Van Schaick and Company
- Industry: Investment services
- Founded: 1857
- Founder: Jacob Van Schaick
- Defunct: 1911
- Fate: "Nelson Act" bankruptcy
- Headquarters: 7 Wall Street, New York City, New York, United States
- Area served: United States
- Products: Investment Banking Investment management

= Van Schaick and Company =

Former U.S. investment company

Van Schaick and Company was an investment company that operated on the East Coast of the United States between 1857 and September 1911, when it fell victim to the Panic of 1910–1911. The company declared bankruptcy September 12, 1911, after it was unable to pay a bill of $100,000 out of a total debt of $600,000 (1911 dollars). At the time, the company had assets exceeding $13.5 million.

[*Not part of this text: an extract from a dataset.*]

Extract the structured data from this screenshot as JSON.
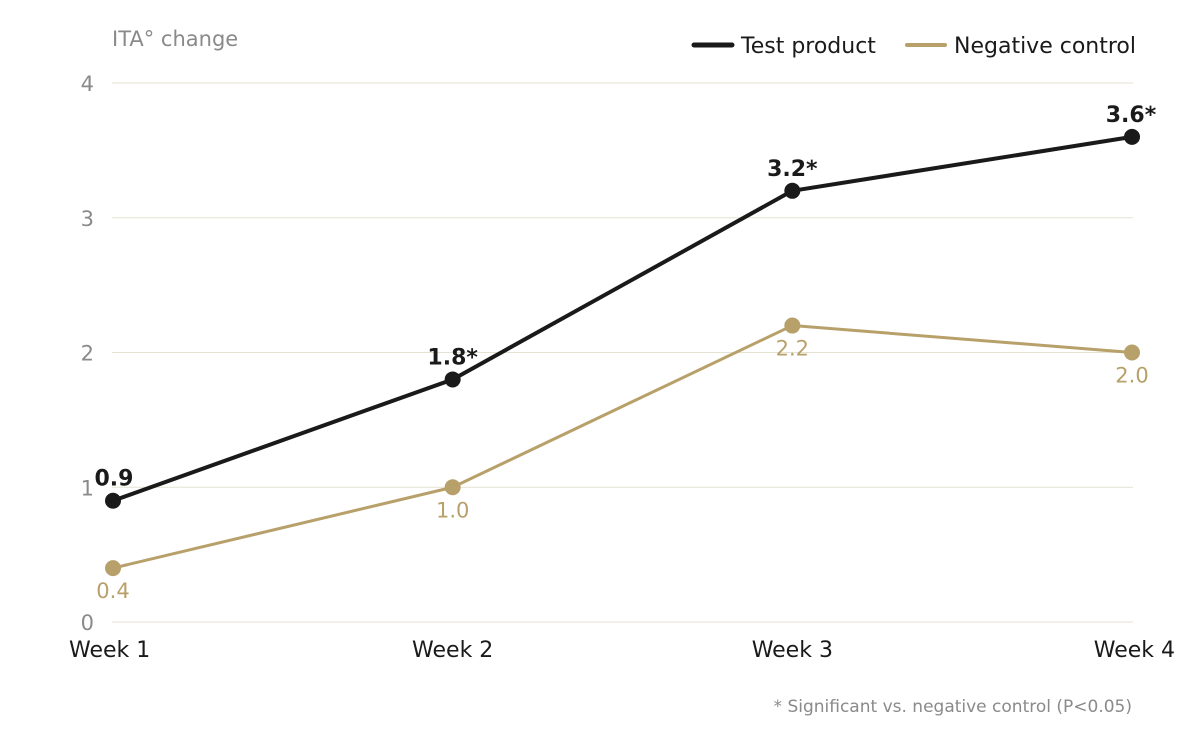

The company was founded on Oct. 7, 1857 by Jacob Van Schaick, who kept control of the company within his family. When the company declared bankruptcy, it was being managed by John B. Van Schaick and junior partner Derby Crandall, who rose to that position in 1907 after the death of managing partner A.S. Gorham. At the time of its bankruptcy, the company operated branch offices in Jersey City and Baltimore, Maryland, from its New York City headquarters.

Notable individuals who used Van Schaick and Company as their confidential broker included Edward B. Wesley, Jay Gould, and Russell Sage.